2. 2942 sayılı Kanun'un 10 ve 11 inci maddeleri.
3. Değerlendirme
1. Mahkemelerin nihaî kararlarının bozulması 6100 sayılı Kanun'un geçici 3 üncü maddesinin atfıyla 1086 sayılı Kanun’un 26.09.2004 tarihli ve 5236 sayılı Kanun'la yapılan değişiklikten önceki 428 inci maddesinde yer alan sebeplerden birinin varlığı hâlinde mümkündür.
2.Temyizen incelenen Mahkeme kararında ve kararın gerekçesinde hukuk kurallarının somut olaya uygulanmasında bir isabetsizlik bulunmadığı ve bozmaya uyulmakla karşı taraf yararına kazanılmış hak durumunu oluşturan yönlerin ise yeniden incelenmesine hukukça imkân bulunmadığı anlaşılmakla; davalılar vekillerinin tüm, davacı idare vekilinin aşağıdaki paragrafın kapsamı dışındaki temyiz itirazları yerinde görülmemiştir.
3. Dava aynı hukuki sebepten kaynaklandığından kendilerini vekil ile temsil ettiren davalılar lehine tek vekâlet ücretine karar verilmesi gerekirken farklı vekille temsil edilen davalılara ayrı ayrı vekâlet ücreti takdir edilmesi bozmayı gerektirir.

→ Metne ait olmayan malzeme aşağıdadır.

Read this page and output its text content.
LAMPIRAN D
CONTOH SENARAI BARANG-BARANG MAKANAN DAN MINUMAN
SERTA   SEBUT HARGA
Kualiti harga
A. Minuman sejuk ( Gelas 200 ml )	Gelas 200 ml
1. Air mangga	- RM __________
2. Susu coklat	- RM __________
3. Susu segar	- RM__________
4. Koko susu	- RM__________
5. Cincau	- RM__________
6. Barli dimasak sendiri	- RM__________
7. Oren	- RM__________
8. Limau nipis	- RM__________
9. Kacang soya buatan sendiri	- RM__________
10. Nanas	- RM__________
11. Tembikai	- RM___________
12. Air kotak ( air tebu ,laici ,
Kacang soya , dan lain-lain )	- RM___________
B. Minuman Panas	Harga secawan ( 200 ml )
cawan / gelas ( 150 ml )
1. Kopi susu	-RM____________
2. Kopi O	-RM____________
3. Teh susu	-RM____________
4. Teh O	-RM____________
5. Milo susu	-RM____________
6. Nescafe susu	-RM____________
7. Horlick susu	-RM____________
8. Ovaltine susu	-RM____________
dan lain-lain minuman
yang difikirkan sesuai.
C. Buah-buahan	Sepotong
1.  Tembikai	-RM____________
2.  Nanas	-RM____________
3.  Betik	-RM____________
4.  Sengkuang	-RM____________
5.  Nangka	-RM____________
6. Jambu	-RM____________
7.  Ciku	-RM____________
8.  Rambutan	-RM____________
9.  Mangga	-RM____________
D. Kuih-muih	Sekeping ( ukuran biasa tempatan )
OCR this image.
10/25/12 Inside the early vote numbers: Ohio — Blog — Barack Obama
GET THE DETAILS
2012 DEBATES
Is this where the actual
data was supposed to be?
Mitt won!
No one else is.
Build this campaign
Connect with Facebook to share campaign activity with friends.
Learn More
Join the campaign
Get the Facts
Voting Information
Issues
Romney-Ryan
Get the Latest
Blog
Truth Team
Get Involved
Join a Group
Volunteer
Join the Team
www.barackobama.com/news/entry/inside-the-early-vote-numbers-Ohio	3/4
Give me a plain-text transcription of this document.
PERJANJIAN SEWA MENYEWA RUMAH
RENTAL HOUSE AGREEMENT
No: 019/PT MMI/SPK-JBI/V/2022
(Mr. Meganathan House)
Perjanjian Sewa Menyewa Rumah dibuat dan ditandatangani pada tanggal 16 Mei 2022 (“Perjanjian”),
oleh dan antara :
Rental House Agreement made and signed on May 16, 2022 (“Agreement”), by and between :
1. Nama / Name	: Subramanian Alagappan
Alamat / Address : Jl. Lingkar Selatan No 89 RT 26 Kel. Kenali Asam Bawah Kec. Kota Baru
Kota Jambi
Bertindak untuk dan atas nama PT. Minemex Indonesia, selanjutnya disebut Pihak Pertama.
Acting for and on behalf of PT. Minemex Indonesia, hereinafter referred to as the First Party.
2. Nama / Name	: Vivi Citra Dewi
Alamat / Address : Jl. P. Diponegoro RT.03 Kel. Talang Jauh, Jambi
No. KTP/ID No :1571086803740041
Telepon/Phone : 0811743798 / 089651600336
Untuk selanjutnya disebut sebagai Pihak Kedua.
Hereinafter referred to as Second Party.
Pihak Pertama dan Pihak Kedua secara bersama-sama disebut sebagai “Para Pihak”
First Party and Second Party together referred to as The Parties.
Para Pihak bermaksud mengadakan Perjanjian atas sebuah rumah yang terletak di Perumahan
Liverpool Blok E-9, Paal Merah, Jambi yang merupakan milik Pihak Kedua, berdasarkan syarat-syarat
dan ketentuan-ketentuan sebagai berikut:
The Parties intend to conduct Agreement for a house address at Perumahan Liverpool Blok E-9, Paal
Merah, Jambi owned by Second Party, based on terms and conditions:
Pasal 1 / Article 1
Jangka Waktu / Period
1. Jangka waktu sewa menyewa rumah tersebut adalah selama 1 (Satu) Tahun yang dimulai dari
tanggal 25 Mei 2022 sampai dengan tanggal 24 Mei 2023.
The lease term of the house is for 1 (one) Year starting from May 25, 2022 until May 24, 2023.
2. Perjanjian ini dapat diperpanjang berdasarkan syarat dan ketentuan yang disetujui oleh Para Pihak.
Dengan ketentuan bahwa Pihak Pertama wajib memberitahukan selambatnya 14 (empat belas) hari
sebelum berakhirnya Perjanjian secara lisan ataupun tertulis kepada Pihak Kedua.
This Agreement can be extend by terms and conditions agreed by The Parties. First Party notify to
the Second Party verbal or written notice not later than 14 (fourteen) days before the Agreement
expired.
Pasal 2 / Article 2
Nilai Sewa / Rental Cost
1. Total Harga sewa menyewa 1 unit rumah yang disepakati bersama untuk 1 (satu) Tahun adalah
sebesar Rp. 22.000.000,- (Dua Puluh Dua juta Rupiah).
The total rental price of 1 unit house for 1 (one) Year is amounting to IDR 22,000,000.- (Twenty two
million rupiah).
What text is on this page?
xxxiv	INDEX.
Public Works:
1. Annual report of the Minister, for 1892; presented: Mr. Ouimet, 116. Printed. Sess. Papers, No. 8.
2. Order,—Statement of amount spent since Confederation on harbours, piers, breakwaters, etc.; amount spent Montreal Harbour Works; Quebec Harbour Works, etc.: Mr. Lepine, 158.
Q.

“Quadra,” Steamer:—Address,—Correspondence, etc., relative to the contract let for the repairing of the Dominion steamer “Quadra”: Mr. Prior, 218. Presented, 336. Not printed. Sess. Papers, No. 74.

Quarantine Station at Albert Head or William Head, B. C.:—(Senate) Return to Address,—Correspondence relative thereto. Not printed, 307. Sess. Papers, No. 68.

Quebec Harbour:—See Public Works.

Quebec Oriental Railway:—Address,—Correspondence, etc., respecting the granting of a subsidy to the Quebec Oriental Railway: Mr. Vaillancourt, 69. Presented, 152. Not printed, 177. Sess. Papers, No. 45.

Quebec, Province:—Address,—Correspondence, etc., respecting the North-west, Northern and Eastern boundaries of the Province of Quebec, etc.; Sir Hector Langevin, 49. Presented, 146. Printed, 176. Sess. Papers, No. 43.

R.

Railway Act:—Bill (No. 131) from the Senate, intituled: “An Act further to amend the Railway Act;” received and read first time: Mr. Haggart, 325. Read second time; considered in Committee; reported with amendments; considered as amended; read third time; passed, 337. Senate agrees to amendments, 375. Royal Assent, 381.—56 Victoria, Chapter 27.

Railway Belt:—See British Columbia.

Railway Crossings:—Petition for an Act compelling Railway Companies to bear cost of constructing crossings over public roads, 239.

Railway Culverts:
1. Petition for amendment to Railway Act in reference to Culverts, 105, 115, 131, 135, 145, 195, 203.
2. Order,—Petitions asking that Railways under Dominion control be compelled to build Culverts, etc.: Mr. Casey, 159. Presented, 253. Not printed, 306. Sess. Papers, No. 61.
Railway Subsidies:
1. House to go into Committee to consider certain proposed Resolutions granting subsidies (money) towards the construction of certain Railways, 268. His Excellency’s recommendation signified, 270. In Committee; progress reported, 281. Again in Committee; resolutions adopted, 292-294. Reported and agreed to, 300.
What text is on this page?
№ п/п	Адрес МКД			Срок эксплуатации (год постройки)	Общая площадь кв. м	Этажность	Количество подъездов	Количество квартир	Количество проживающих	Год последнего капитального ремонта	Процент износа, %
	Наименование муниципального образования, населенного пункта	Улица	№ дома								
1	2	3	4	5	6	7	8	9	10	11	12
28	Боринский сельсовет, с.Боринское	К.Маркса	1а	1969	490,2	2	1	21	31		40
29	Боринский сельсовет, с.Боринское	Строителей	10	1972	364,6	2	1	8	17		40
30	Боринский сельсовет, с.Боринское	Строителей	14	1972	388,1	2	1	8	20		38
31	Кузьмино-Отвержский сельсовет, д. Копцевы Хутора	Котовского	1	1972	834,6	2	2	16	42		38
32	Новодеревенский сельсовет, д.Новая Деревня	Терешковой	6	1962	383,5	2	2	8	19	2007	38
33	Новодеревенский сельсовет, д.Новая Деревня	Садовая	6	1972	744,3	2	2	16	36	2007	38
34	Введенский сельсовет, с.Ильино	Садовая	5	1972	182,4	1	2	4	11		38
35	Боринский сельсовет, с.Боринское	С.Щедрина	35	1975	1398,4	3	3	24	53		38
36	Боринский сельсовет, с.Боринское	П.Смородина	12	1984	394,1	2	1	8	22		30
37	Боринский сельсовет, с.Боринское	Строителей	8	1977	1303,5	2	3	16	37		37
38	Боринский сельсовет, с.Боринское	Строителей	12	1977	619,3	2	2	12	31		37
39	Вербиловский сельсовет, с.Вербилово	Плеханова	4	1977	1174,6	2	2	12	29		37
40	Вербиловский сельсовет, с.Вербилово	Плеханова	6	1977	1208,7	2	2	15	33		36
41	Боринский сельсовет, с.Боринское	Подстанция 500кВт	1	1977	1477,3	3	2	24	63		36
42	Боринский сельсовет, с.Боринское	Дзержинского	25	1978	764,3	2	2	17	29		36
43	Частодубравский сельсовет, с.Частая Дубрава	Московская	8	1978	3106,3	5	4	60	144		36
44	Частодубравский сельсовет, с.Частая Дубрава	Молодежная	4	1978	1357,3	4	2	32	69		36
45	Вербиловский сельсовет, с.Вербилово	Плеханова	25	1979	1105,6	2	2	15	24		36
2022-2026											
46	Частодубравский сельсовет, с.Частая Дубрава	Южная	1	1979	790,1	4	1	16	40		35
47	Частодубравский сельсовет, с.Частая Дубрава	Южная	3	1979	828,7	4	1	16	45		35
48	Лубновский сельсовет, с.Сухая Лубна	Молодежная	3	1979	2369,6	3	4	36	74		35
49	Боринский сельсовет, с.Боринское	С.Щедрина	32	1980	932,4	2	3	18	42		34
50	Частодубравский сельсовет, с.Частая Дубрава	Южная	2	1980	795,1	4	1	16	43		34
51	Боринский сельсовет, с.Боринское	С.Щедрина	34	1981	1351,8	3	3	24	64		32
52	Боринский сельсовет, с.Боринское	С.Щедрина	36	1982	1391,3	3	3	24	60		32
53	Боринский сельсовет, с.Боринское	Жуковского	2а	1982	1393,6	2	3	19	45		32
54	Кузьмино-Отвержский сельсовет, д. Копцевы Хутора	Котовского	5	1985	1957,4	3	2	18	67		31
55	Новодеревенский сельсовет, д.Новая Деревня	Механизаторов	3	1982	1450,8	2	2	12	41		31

Ne var ki bu hatanın giderilmesi yeniden yargılama yapılmasını gerektirmediğinden Mahkeme kararının düzeltilerek onanması gerekir.
VI. KARAR
Açıklanan sebeplerle;
1. Davalılar vekillerinin tüm, davacı idare vekilinin diğer temyiz itirazlarının reddine,
2. Davacı idare vekilinin temyiz itirazlarının kısmen kabulü ile hüküm fıkrasının 11 ve 12 numaralı bentlerinin hükümden çıkartılmasına, yerine ayrı bir bent olarak "Kendilerini vekil ile temsil ettiren davalılar lehine karar tarihinde yürürlükte bulunan Avukatlık Asgari Ücret Tarifesi uyarınca 9.200,00 TL maktu vekâlet ücretinin davacıdan alınarak davalılara verilmesine" cümlesinin yazılmasına, hükmün böylece DÜZELTİLEREK ONANMASINA,
Davalılardan peşin alınan temyiz harcının Hazineye irat kaydedilmesine,
17.01.2024 tarihinde oy birliğiyle karar verildi.